Потом где-то кто-то отвернулся, или, напротив, сменил другого у пульта — или вовремя сработала глушилка, или случилась еще мелкая пакость, и машина с продуктами въехала беспрепятственно, провозя внутрь водителя с совершенно лишним пассажиром, и водитель хихикал в пышные усы, а Алваро старательно делал напряженное и невинное лицо. Была уже полночь.
На заднем дворе одной из, кажется, столовых, он помог водителю открепить платформу с продуктами, поблагодарил — а потом еще минут сорок распределял вместе с дежурными ящики по погрузчикам. А на третьем или четвертом его прихватили за плечо и сказали: «Ты что тут еще, смена закончилась, пошли.» И он пошел.
Верный телефон молчал. Ему не составляло труда молчать — он лежал в рюкзаке, разобранный на три части.
Ничего, дома быстро выяснят, куда он делся — и поймут, почему к нему нельзя дозвониться.
На темной аллее с двумя рядами аккуратных фонарей было изумительно тихо и пусто, Алваро не сразу понял, что дело в полном отсутствии птиц и мошек. Торчали незнакомые очень странные деревья, словно выдуманные для телесных наказаний. Вот ты какая, настоящая живая ель.

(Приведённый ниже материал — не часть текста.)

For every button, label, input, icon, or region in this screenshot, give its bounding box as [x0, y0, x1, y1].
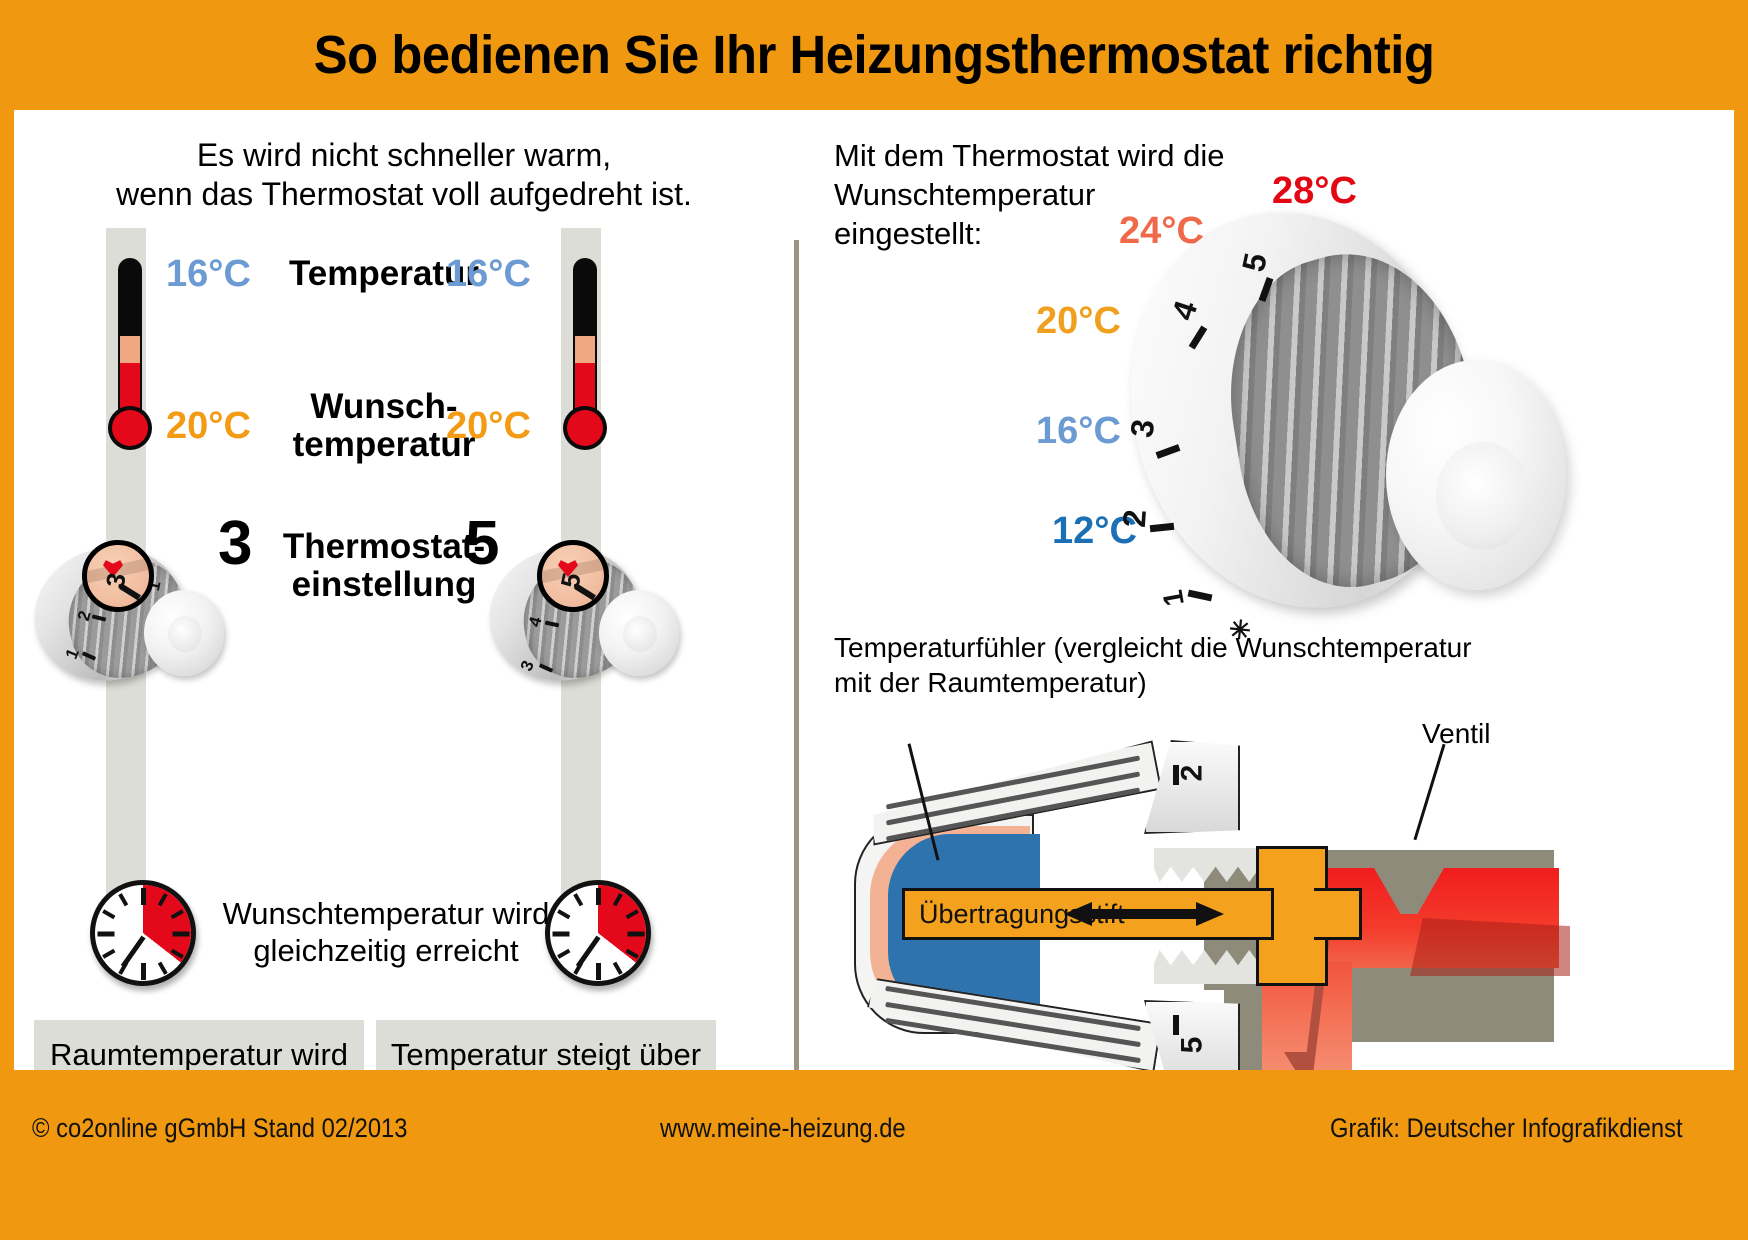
- footer-credit: Grafik: Deutscher Infografikdienst: [1330, 1113, 1683, 1144]
- simultaneous-note-line2: gleichzeitig erreicht: [206, 932, 566, 969]
- knob-cap: [599, 590, 679, 676]
- valve-housing-base: [1339, 980, 1554, 1042]
- infographic-root: So bedienen Sie Ihr Heizungsthermostat r…: [0, 0, 1748, 1240]
- footer-copyright: © co2online gGmbH Stand 02/2013: [32, 1113, 407, 1144]
- sensor-fin-mark-2: 2: [1175, 765, 1209, 782]
- thermometer-right: [563, 258, 607, 458]
- clock-tick: [141, 888, 146, 905]
- valve-plunger-neck: [1314, 888, 1362, 940]
- left-case-target: 20°C: [166, 405, 251, 448]
- simultaneous-note: Wunschtemperatur wird gleichzeitig errei…: [206, 895, 566, 969]
- clock-tick: [97, 932, 114, 937]
- footer-url[interactable]: www.meine-heizung.de: [660, 1113, 906, 1144]
- dial-mark-1: 1: [1157, 588, 1191, 609]
- sensor-note: Temperaturfühler (vergleicht die Wunscht…: [834, 630, 1554, 700]
- page-title: So bedienen Sie Ihr Heizungsthermostat r…: [314, 24, 1435, 86]
- footer-bar: © co2online gGmbH Stand 02/2013 www.mein…: [0, 1070, 1748, 1240]
- left-intro-line1: Es wird nicht schneller warm,: [54, 136, 754, 175]
- dial-cap: [1386, 360, 1566, 590]
- clock-tick: [627, 932, 644, 937]
- dial-mark-2: 2: [1116, 508, 1154, 528]
- sensor-note-line1: Temperaturfühler (vergleicht die Wunscht…: [834, 630, 1554, 665]
- thermometer-bulb: [567, 410, 603, 446]
- simultaneous-note-line1: Wunschtemperatur wird: [206, 895, 566, 932]
- right-case-temperature: 16°C: [446, 253, 531, 296]
- knob-cap: [144, 590, 224, 676]
- clock-tick: [596, 963, 601, 980]
- dial-tick-2: [1150, 523, 1175, 532]
- sensor-fin-tag-top: [1144, 740, 1240, 834]
- left-intro-line2: wenn das Thermostat voll aufgedreht ist.: [54, 175, 754, 214]
- knob-magnifier-left: 3: [82, 540, 154, 612]
- thermometer-bulb: [112, 410, 148, 446]
- clock-tick: [172, 932, 189, 937]
- thermostat-dial-large[interactable]: 5 4 3 2 1 ✳: [1134, 210, 1634, 630]
- dial-temp-28: 28°C: [1272, 170, 1357, 213]
- sensor-note-line2: mit der Raumtemperatur): [834, 665, 1554, 700]
- double-arrow-icon: [1064, 900, 1224, 928]
- thermometer-left: [108, 258, 152, 458]
- sensor-fin-tick-bottom: [1173, 1015, 1179, 1035]
- valve-diagram: 2 5 Übertragungsstift: [814, 700, 1634, 1100]
- dial-tick-1: [1188, 590, 1213, 602]
- content-canvas: Es wird nicht schneller warm, wenn das T…: [14, 110, 1734, 1070]
- knob-magnifier-right: 5: [537, 540, 609, 612]
- thermostat-knob-right[interactable]: 3 4 5: [489, 528, 689, 688]
- header-bar: So bedienen Sie Ihr Heizungsthermostat r…: [0, 0, 1748, 110]
- right-case-target: 20°C: [446, 405, 531, 448]
- thermostat-knob-left[interactable]: 1 2 1 3: [34, 528, 234, 688]
- clock-tick: [141, 963, 146, 980]
- panel-divider: [794, 240, 799, 1160]
- dial-mark-3: 3: [1123, 417, 1162, 440]
- left-panel-intro: Es wird nicht schneller warm, wenn das T…: [54, 136, 754, 214]
- dial-temp-20: 20°C: [1036, 300, 1121, 343]
- clock-left: [90, 880, 196, 986]
- right-intro-line2: Wunschtemperatur: [834, 175, 1254, 214]
- outcome-right-line1: Temperatur steigt über: [376, 1036, 716, 1074]
- water-shadow: [1410, 918, 1570, 976]
- dial-temp-16: 16°C: [1036, 410, 1121, 453]
- outcome-left-line1: Raumtemperatur wird: [34, 1036, 364, 1074]
- clock-tick: [596, 888, 601, 905]
- sensor-fin-mark-5: 5: [1175, 1037, 1209, 1054]
- left-case-temperature: 16°C: [166, 253, 251, 296]
- right-intro-line1: Mit dem Thermostat wird die: [834, 136, 1254, 175]
- sensor-fin-tick-top: [1173, 765, 1179, 785]
- valve-leader-line: [1413, 744, 1445, 841]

Домашняя металлическая — рождественская, в лампочках, теплая — как-то приятнее.
Было слишком влажно и сыро, хотя куртка из грубой ткани с пропиткой не пропускала ветер не хуже гипотетического парашюта.
— А что молча? — спросил он тихо. — Это тоже какое-то правило?
Спутник — Алваро подумал, что тот ровесник или даже младше, во Флоренции ровесников было много, почти все после службы в ССО, солидные и самостоятельные, — взглянул искоса, словно быстро, на ходу ткнул датчиком. — Внутри мы проверяли, — кивнул он куда-то вперед. — Здесь…
Алваро вздохнул, опустил глаза к отсыревшей, поблескивающей дорожке и стал представлять, что он многоопытен, коварен и солиден.
Шагов через десять почувствовал, что у него начинает получаться.
* * *
Полковник Моран не любил здешних православных. Меньше он любил только иудеев, причем по той же причине. Возьмите народ, в котором нет жестких сословных и кастовых барьеров, и дайте ему Библию на чужом языке, которым больше никто ни для чего не пользуется. Не разговаривает. Не пишет научные труды. Не поет вне храма. Не сочиняет рифмованных непристойностей. Не рисует на стенах. Чего ни хватишься — ничего не делает, а только беседует с Богом. Почему? Потому что, когда отдельно — это удобно и красиво. Добавьте к этому века всеобщей дву, а потом и триязычной грамотности, распространяющейся опять же через религиозные школы. И что вы получите? Намертво аналитическую текстоцентричную культуру, всеядную, всевпитывающую, сухую, рациональную, привыкшую манипулировать огромными массивами, общаться и мыслить цитатами, с удовольствием разбирать любой подвернувшийся блок на детали и собирать из них новое — и использовать все, от рваной веревочки до погнутого гвоздя, в прямом смысле и в метафорическом. Для работы, для жизни, для игры. Особенно для игры. Все в мире произошли от обезьян. Эти — от дельфинов. Моран как-то освоил этот язык, этот способ мышления, но говорить на нем в неслужебной обстановке было для него пыткой.